Humana CEO Refuses to Oppose Medicare for All

Activists protest a GOP healthcare bill on Capitol Hill in July 2017. On Wednesday, House
Photo by Erin Schaff/UPI

Humana CEO Bruce Broussard refused this week to join healthcare industry efforts to oppose the Democrats’ Medicare for All proposal.

As the healthcare industry continues to ramp up its opposition to Medicare for All, Humana CEO Bruce Broussard refused to oppose to the Democrats’ single-payer, government-run healthcare proposal.

Broussard told a representative of the National Center for Public Policy Research’s Free Enterprise Project (FEP) that he considered a “relative description” and would not comment on any Medicare for All proposals proposed by progressives and most 2020 Democrat presidential candidates.

David Almasi, the National Center vice president who represented FEP at Humana’s annual shareholder meeting, said that Humana remains an outlier to the healthcare industry, most of which oppose the legislation.

Almasi said:

We gave Broussard the opportunity for a do-over – to align Humana with the rest of the health care industry leaders as they try to preserve the best health care system the world has ever seen. We also sought to help him put investors and consumers at ease. He refused the offer. While his peers see the writing on the wall and recognize the existential threat that ‘Medicare-for-All’ poses to American health care, Humana remains an outlier.

Humana helps roughly 23 million Americans through its medical and specialty services.

At Barclay’s Healthcare conference in March, Broussard called Medicare for All amounted to a “great opportunity for the industry to be able to expand the population that it’s coordinating with.”

In 2017, Broussard told the National Center that he had no plans to get involved in the legislative efforts to repeal and replace Obamacare despite rising premiums and deductibles, as well as limited health insurance options.

2020 presidential candidate Sen. Bernie Sanders’ (I-VT)  Medicare for All legislation, which most Democrat candidates have endorsed, would reduce private insurers to cosmetic procedures under his plan.

Broussard’s refusal to oppose Medicare for All arises as United Healthcare CEO Dave Wichmann said last week that Medicare for All would have a “severe” impact on the economy, jobs, and would not obtain its goal of increasing healthcare access for all Americans.

Wichmann said the Democrats’ many Medicare for All proposals would amount to a “wholesale disruption of American health care.

“The options are clear between a government-sponsored or government-run system and the one we have to offer,” Wichmann said, adding that Medicare for All’s cost would “surely have a severe impact on the economy and jobs — all without fundamentally increasing access to care.”

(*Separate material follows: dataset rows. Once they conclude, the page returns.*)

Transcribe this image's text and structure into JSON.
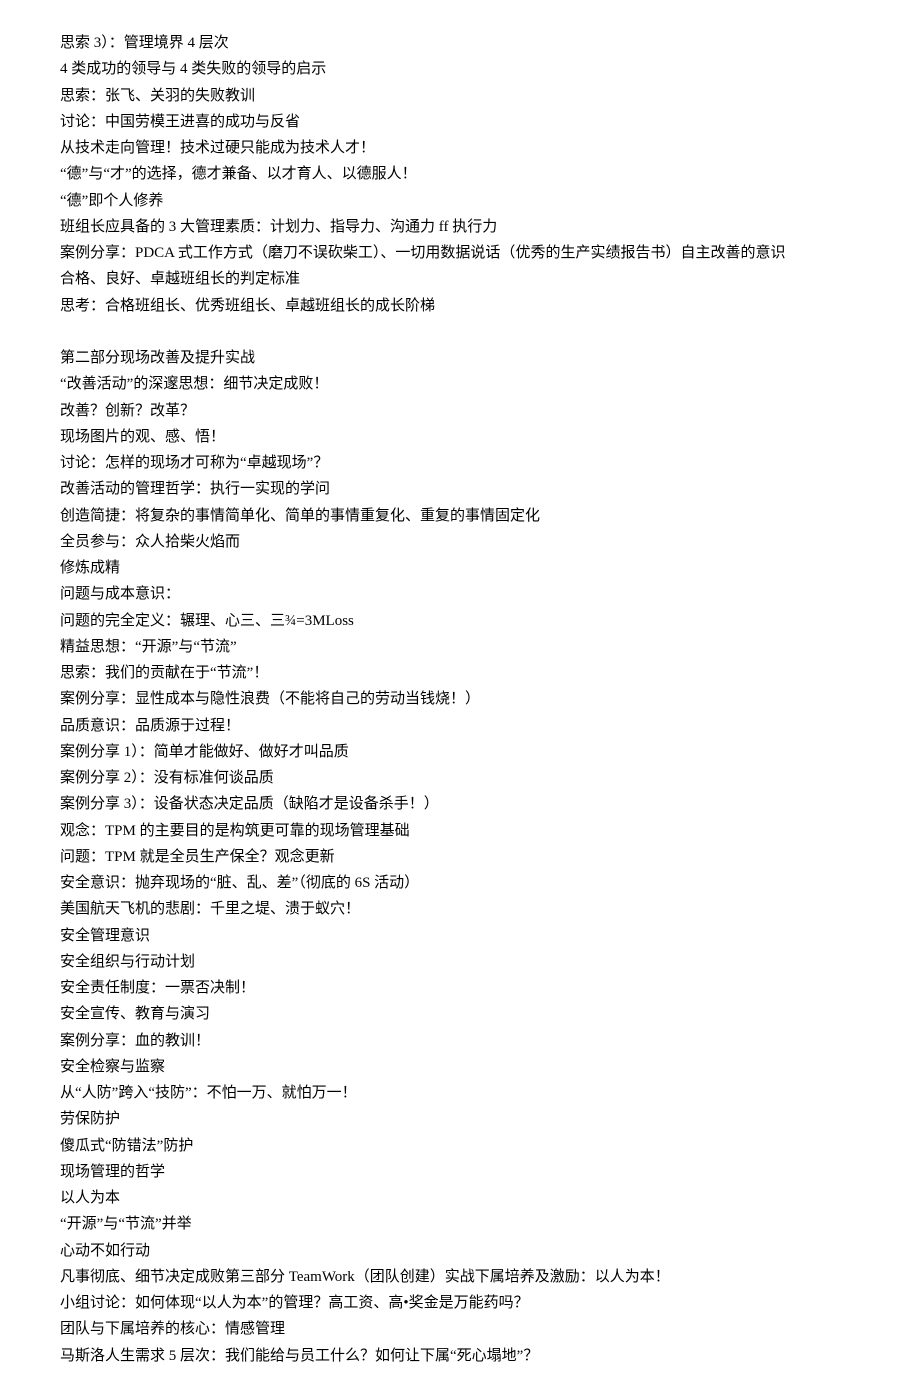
{
  "lines": [
    "思索 3）：管理境界 4 层次",
    "4 类成功的领导与 4 类失败的领导的启示",
    "思索：张飞、关羽的失败教训",
    "讨论：中国劳模王进喜的成功与反省",
    "从技术走向管理！技术过硬只能成为技术人才！",
    "“德”与“才”的选择，德才兼备、以才育人、以德服人！",
    "“德”即个人修养",
    "班组长应具备的 3 大管理素质：计划力、指导力、沟通力 ff 执行力",
    "案例分享：PDCA 式工作方式（磨刀不误砍柴工）、一切用数据说话（优秀的生产实绩报告书）自主改善的意识",
    "合格、良好、卓越班组长的判定标准",
    "思考：合格班组长、优秀班组长、卓越班组长的成长阶梯",
    "",
    "第二部分现场改善及提升实战",
    "“改善活动”的深邃思想：细节决定成败！",
    "改善？创新？改革？",
    "现场图片的观、感、悟！",
    "讨论：怎样的现场才可称为“卓越现场”？",
    "改善活动的管理哲学：执行一实现的学问",
    "创造简捷：将复杂的事情简单化、简单的事情重复化、重复的事情固定化",
    "全员参与：众人拾柴火焰而",
    "修炼成精",
    "问题与成本意识：",
    "问题的完全定义：辗理、心三、三¾=3MLoss",
    "精益思想：“开源”与“节流”",
    "思索：我们的贡献在于“节流”！",
    "案例分享：显性成本与隐性浪费（不能将自己的劳动当钱烧！）",
    "品质意识：品质源于过程！",
    "案例分享 1）：简单才能做好、做好才叫品质",
    "案例分享 2）：没有标准何谈品质",
    "案例分享 3）：设备状态决定品质（缺陷才是设备杀手！）",
    "观念：TPM 的主要目的是构筑更可靠的现场管理基础",
    "问题：TPM 就是全员生产保全？观念更新",
    "安全意识：抛弃现场的“脏、乱、差”（彻底的 6S 活动）",
    "美国航天飞机的悲剧：千里之堤、溃于蚁穴！",
    "安全管理意识",
    "安全组织与行动计划",
    "安全责任制度：一票否决制！",
    "安全宣传、教育与演习",
    "案例分享：血的教训！",
    "安全检察与监察",
    "从“人防”跨入“技防”：不怕一万、就怕万一！",
    "劳保防护",
    "傻瓜式“防错法”防护",
    "现场管理的哲学",
    "以人为本",
    "“开源”与“节流”并举",
    "心动不如行动",
    "凡事彻底、细节决定成败第三部分 TeamWork（团队创建）实战下属培养及激励：以人为本！",
    "小组讨论：如何体现“以人为本”的管理？高工资、高•奖金是万能药吗？",
    "团队与下属培养的核心：情感管理",
    "马斯洛人生需求 5 层次：我们能给与员工什么？如何让下属“死心塌地”？"
  ]
}
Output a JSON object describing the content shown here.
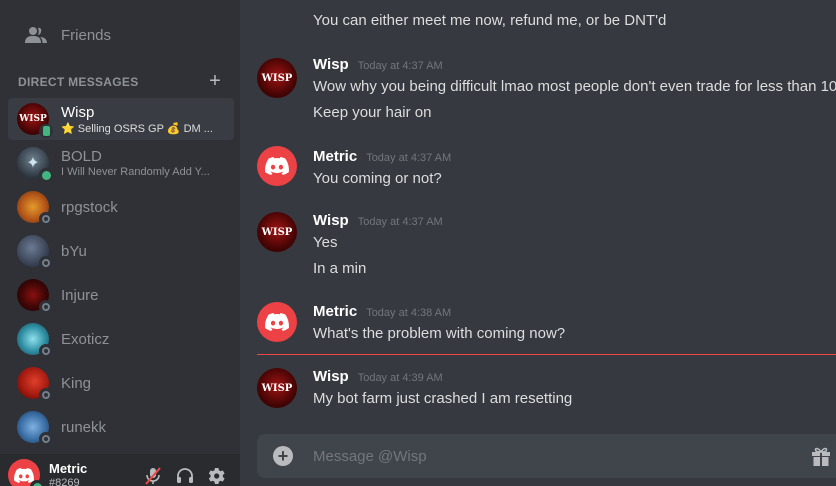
{
  "sidebar": {
    "friends_label": "Friends",
    "dm_header": "DIRECT MESSAGES",
    "dm_add": "+",
    "items": [
      {
        "name": "Wisp",
        "sub": "⭐ Selling OSRS GP 💰 DM ...",
        "status": "mobile",
        "avatar": "wisp"
      },
      {
        "name": "BOLD",
        "sub": "I Will Never Randomly Add Y...",
        "status": "online",
        "avatar": "bold"
      },
      {
        "name": "rpgstock",
        "sub": "",
        "status": "offline",
        "avatar": "rpgstock"
      },
      {
        "name": "bYu",
        "sub": "",
        "status": "offline",
        "avatar": "byu"
      },
      {
        "name": "Injure",
        "sub": "",
        "status": "offline",
        "avatar": "injure"
      },
      {
        "name": "Exoticz",
        "sub": "",
        "status": "offline",
        "avatar": "exoticz"
      },
      {
        "name": "King",
        "sub": "",
        "status": "offline",
        "avatar": "king"
      },
      {
        "name": "runekk",
        "sub": "",
        "status": "offline",
        "avatar": "runekk"
      }
    ]
  },
  "user_panel": {
    "name": "Metric",
    "tag": "#8269"
  },
  "chat": {
    "top_line": "You can either meet me now, refund me, or be DNT'd",
    "groups": [
      {
        "author": "Wisp",
        "time": "Today at 4:37 AM",
        "avatar": "wisp",
        "lines": [
          "Wow why you being difficult lmao most people don't even trade for less than 10",
          "Keep your hair on"
        ]
      },
      {
        "author": "Metric",
        "time": "Today at 4:37 AM",
        "avatar": "discord",
        "lines": [
          "You coming or not?"
        ]
      },
      {
        "author": "Wisp",
        "time": "Today at 4:37 AM",
        "avatar": "wisp",
        "lines": [
          "Yes",
          "In a min"
        ]
      },
      {
        "author": "Metric",
        "time": "Today at 4:38 AM",
        "avatar": "discord",
        "lines": [
          "What's the problem with coming now?"
        ]
      },
      {
        "author": "Wisp",
        "time": "Today at 4:39 AM",
        "avatar": "wisp",
        "lines": [
          "My bot farm just crashed I am resetting"
        ]
      }
    ],
    "composer_placeholder": "Message @Wisp"
  },
  "colors": {
    "discord_red": "#ed4245",
    "new_messages_divider": "#f04747",
    "online": "#43b581",
    "offline": "#747f8d"
  },
  "icons": [
    "friends-icon",
    "plus-icon",
    "discord-logo-icon",
    "mute-mic-icon",
    "headphones-icon",
    "gear-icon",
    "add-attachment-icon",
    "gift-icon"
  ]
}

Sen. Mike Braun (R-IN), meanwhile, has contended that the healthcare industry needs to reform itself or Democrats will win the national conversation over Medicare for All.

“I actually put more of the burden and blame for the issues we’ve had with health care at the industry. They’re the ones that ought to be smart enough to know they got to get with it or they will have one partner only, and that’s the federal government,” Braun told Breitbart News in March.

“The industry can fix it if they get with it. The federal government is just going to be the tool of the Democrats that try to move to Medicare for All,” Braun added.